Technical Contributions
Referring Expression Segmentation
On PhraseStereo, SENSE-352 achieves 47.2 mIoU, 57.0 IoUFG​, and 78.8 AP, outperforming all CLIPSeg baselines and providing substantial gains in Average Precision (+2.9% over baselines, +0.76% over best prior) in phrase-grounded segmentation. Stereo fusion notably sharpens mask boundaries and enhances referent localization in challenging scenes.
Figure 6: SENSE-352 delivers enhanced spatial precision for complex referring expressions, outperforming CLIPSeg in object-specific, relational, and attribute-based queries.
Zero-Shot Segmentation
On Cityscapes and KITTI, SENSE-512 and SENSE-352 attain 41.6% and 37.9% mIoU, respectively, representing a +3.5% improvement over CLIPSeg and up to +18% over weaker baselines. SENSE maintains competitive computational efficiency, with inference times of 194.74 ms (SENSE-352) and 284.54 ms (SENSE-512) with Selective-IGEV; substituting lighter stereo matchers yields real-time performance with negligible accuracy degradation.
Figure 7: SENSE variants attain superior mask sharpness and spatial consistency compared to OpenSeg and CLIPSeg baselines in zero-shot settings.

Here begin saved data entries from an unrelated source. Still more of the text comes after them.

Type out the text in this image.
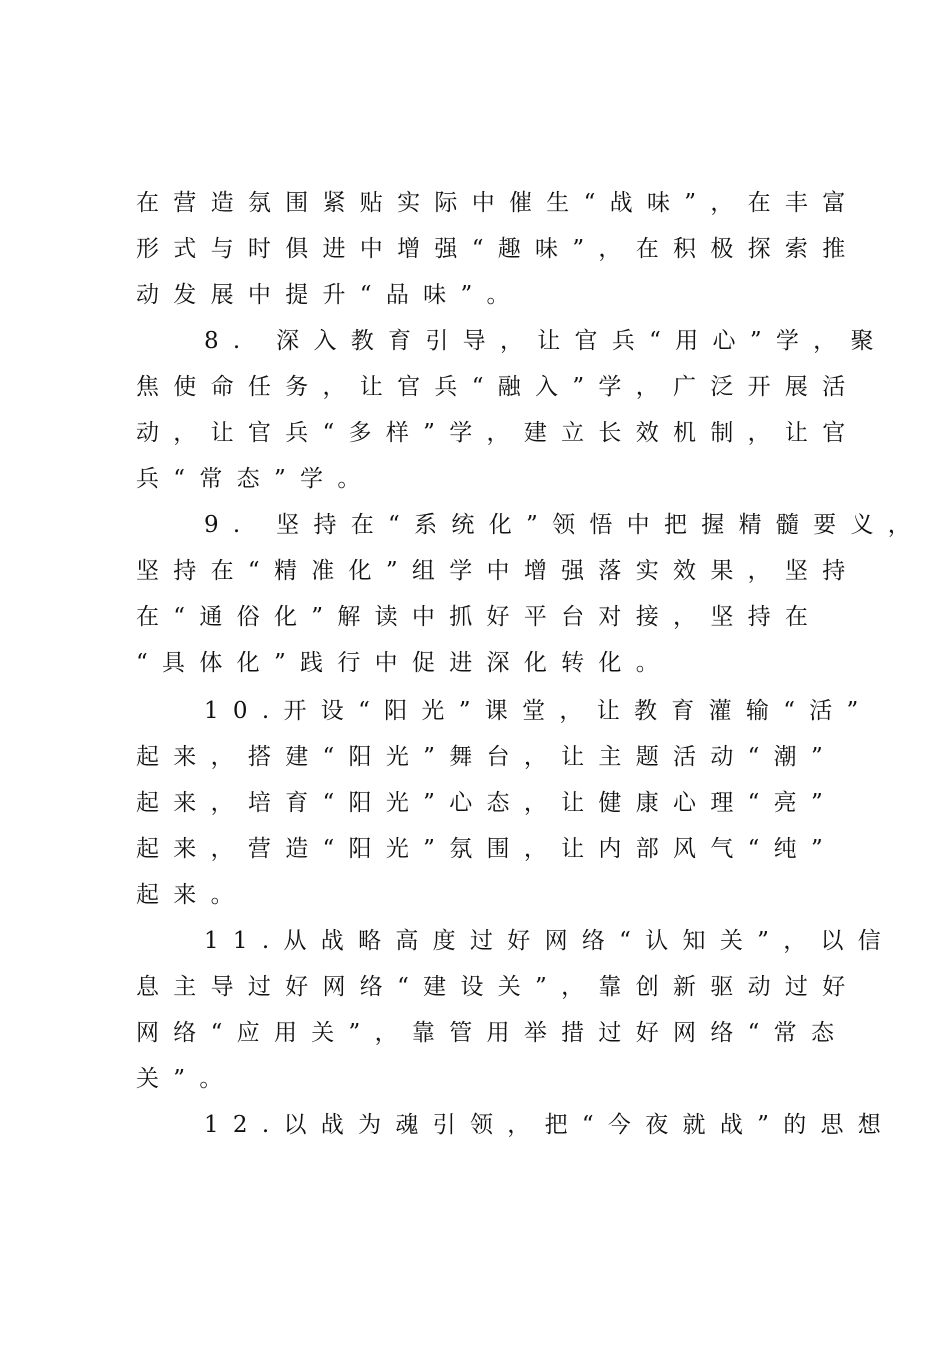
在营造氛围紧贴实际中催生“战味”，在丰富
形式与时俱进中增强“趣味”，在积极探索推
动发展中提升“品味”。
8. 深入教育引导，让官兵“用心”学，聚
焦使命任务，让官兵“融入”学，广泛开展活
动，让官兵“多样”学，建立长效机制，让官
兵“常态”学。
9. 坚持在“系统化”领悟中把握精髓要义，
坚持在“精准化”组学中增强落实效果，坚持
在“通俗化”解读中抓好平台对接，坚持在
“具体化”践行中促进深化转化。
10.开设“阳光”课堂，让教育灌输“活”
起来，搭建“阳光”舞台，让主题活动“潮”
起来，培育“阳光”心态，让健康心理“亮”
起来，营造“阳光”氛围，让内部风气“纯”
起来。
11.从战略高度过好网络“认知关”，以信
息主导过好网络“建设关”，靠创新驱动过好
网络“应用关”，靠管用举措过好网络“常态
关”。
12.以战为魂引领，把“今夜就战”的思想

Computational and Practical Considerations
Disparity estimation represents the primary computational bottleneck; however, plug-in modules such as MobileStereoNet enable SENSE to run faster than monocular-only baselines while retaining segmentation accuracy. The architecture's modularity and plug-and-play disparity integration make it suitable for edge deployment and real-time applications.
Ablation and Robustness
Ablation studies confirm the necessity of both SIEF and SDAF modules, demonstrating that removal of stereo fusion or disparity attention substantially impairs spatial precision and foreground accuracy. The architecture is insensitive to backbone changes (ViT-B/16 vs. ResNet-50) and robust to prompt phrasing, although performance remains sensitive to prompt semantics due to CLIP's text encoding.
Qualitative Analysis and Limitations
SENSE consistently produces sharper, more coherent segmentation masks than monocular baselines, particularly in occluded or complex regions. Its flexibility is verified by substituting standard class names with detailed descriptions as prompts, achieving comparable segmentation performance. Remaining limitations include prompt dependence, sensitivity to negative phrasing, and the need for automated query generation in fully autonomous settings—future directions entail improved prompt robustness, scene-driven automatic querying, and further real-time speed optimizations.
Figure 8: SENSE-512 maintains segmentation accuracy when prompted with descriptive text, illustrating language-driven spatial generalization.
Theoretical and Practical Implications
Integrating stereo perception with open-vocabulary LLMs enables robust semantic segmentation adaptable to dynamic, safety-critical environments where novel categories and complex scene semantics are prevalent. SENSE's modular approach to geometric fusion and natural-language conditioning sets a precedent for future research in multimodal perception, bridging the gap between spatial reasoning and semantic understanding.
Conclusion
SENSE establishes a new benchmark for open-vocabulary semantic segmentation, leveraging stereo vision and vision-language fusion for enhanced mask precision and generalization. Its modularity, prompt-conditioned flexibility, and stereo-guided spatial accuracy position it as a foundational framework for robust scene understanding across autonomous navigation, ITS, and robotics. The integration of geometry and semantics beyond monocular, closed-set models signals substantial theoretical and practical advancements for multimodal AI systems (2604.15946).